Apart from Anwar Sadat and the kings of Morocco and a few relatively enlightened people in the Persian Gulf, no Arab leader has really accepted the legitimacy of the Jewish state, despite promises at Oslo and elsewhere, and this was confirmed by Mahmoud Abbas in his address to the U.N. a few weeks ago. Every agreement except the Sinai-Suez Camp David agreement with Sadat (who was rewarded with assassination by the Muslim Brotherhood, now contending with the military for control in Egypt) has been designed to exploit Israel’s desire for peace with promises of what amounted to a truce, in exchange for concessions on the ground by Israel. And a vast swath of world opinion, partly thirsting for Arab oil, has cravenly accepted this protracted Arab confidence trick: land for a truce that is cancelable without notice.

The European efforts in the Middle East since the Balfour Declaration have not achieved anything useful except the repulse of Rommel’s Afrika Korps, and for decades have consisted of nothing except to await American proposals and then make suggestions more favorable to the Arabs. The Obama administration (which tried to pretend the Bush-Sharon settlements agreement was not binding), is part of the problem and not of the solution. Israel has demonstrated, in the Sinai and in Gaza, that it will give up settlements for real peace (though it did not achieve it on the latter occasion).

Israel should not make any more tangibly unrequited concessions, no matter what happens in Egypt, and whatever the histrionics of the Turkish government. The Turks could actually be useful, as they are always more reasonable than the Arabs, and have historically been well disposed to the Jews. Israel should refrain from interdicting the West Bank’s strong economic-growth rate, which it has wisely facilitated. When the Palestinians become prosperous, as is starting to happen, they will become more interested in resolving the problem, if the useful (to the aspiring Arab genocidists) idiots among the Western powers stop being so credulous.

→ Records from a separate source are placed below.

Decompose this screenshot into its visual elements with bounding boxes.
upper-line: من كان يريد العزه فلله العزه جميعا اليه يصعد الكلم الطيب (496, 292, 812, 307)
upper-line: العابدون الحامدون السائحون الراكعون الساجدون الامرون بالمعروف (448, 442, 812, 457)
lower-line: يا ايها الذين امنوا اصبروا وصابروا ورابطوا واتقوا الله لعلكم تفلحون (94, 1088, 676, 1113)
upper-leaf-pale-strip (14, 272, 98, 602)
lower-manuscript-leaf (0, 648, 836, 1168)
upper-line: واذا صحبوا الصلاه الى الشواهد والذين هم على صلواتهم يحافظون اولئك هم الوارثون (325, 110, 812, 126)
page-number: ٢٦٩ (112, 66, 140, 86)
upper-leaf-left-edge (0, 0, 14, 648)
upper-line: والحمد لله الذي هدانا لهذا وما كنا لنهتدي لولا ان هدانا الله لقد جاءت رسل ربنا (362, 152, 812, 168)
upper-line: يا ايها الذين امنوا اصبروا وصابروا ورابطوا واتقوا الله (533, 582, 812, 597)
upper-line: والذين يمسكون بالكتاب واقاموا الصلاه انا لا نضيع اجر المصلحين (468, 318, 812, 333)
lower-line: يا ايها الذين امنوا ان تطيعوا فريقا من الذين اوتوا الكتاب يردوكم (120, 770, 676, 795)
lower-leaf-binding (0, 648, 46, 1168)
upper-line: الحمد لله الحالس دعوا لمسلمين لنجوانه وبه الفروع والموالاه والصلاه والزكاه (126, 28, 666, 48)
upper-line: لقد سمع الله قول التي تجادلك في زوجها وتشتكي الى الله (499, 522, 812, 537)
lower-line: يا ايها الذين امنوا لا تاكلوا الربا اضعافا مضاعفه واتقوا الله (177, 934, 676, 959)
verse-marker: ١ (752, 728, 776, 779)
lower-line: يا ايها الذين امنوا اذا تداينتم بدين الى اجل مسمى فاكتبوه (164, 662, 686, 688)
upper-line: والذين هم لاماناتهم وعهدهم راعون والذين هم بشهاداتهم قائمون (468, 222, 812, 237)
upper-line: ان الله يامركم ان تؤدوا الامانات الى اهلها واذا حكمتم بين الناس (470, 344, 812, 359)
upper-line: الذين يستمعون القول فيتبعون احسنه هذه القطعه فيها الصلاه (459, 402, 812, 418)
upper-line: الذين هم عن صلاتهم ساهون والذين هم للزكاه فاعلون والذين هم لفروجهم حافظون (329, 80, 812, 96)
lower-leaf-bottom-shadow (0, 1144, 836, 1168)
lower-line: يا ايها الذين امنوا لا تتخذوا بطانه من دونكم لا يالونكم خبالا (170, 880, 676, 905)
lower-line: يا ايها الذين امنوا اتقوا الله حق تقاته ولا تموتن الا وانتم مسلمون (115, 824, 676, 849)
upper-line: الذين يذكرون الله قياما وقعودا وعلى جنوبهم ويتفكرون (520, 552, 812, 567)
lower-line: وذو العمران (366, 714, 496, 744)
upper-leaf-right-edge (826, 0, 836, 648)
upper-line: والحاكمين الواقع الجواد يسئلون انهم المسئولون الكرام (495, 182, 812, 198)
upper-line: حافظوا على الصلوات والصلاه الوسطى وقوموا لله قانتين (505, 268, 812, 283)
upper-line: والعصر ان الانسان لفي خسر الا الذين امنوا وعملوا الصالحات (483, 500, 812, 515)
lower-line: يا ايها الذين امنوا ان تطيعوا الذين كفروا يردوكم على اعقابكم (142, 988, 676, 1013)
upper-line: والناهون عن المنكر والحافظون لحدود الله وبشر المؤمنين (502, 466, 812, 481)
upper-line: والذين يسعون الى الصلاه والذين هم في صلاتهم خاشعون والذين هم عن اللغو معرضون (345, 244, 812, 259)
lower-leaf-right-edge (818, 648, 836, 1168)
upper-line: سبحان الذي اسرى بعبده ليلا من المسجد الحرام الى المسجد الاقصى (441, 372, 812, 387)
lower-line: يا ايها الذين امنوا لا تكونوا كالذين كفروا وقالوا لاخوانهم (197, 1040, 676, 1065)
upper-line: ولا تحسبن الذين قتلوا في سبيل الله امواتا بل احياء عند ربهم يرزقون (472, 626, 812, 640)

It is the possibility that Hamas will deal with Israel and that all sides realize that Israel really can’t be pushed any further (despite a defeatist mainstream media), that the West can’t or won’t try to push it any further, and that Palestinian statehood will be vetoed at the U.N. by the U.S. despite Obama’s flirtations with the Muslims, that creates hope that unconditional talks may finally proceed. The outline agreement has been there for at least a decade: a narrower West Bank with a secure connection to a deeper Gaza, a sensible division of Jerusalem, and two states at last with Palestinians free to return to Palestine.

Peace will come when both parties who were promised a homeland in the same place have one, and the Palestinians have something to lose if they continue to be cannon fodder for their cynical Arab brothers.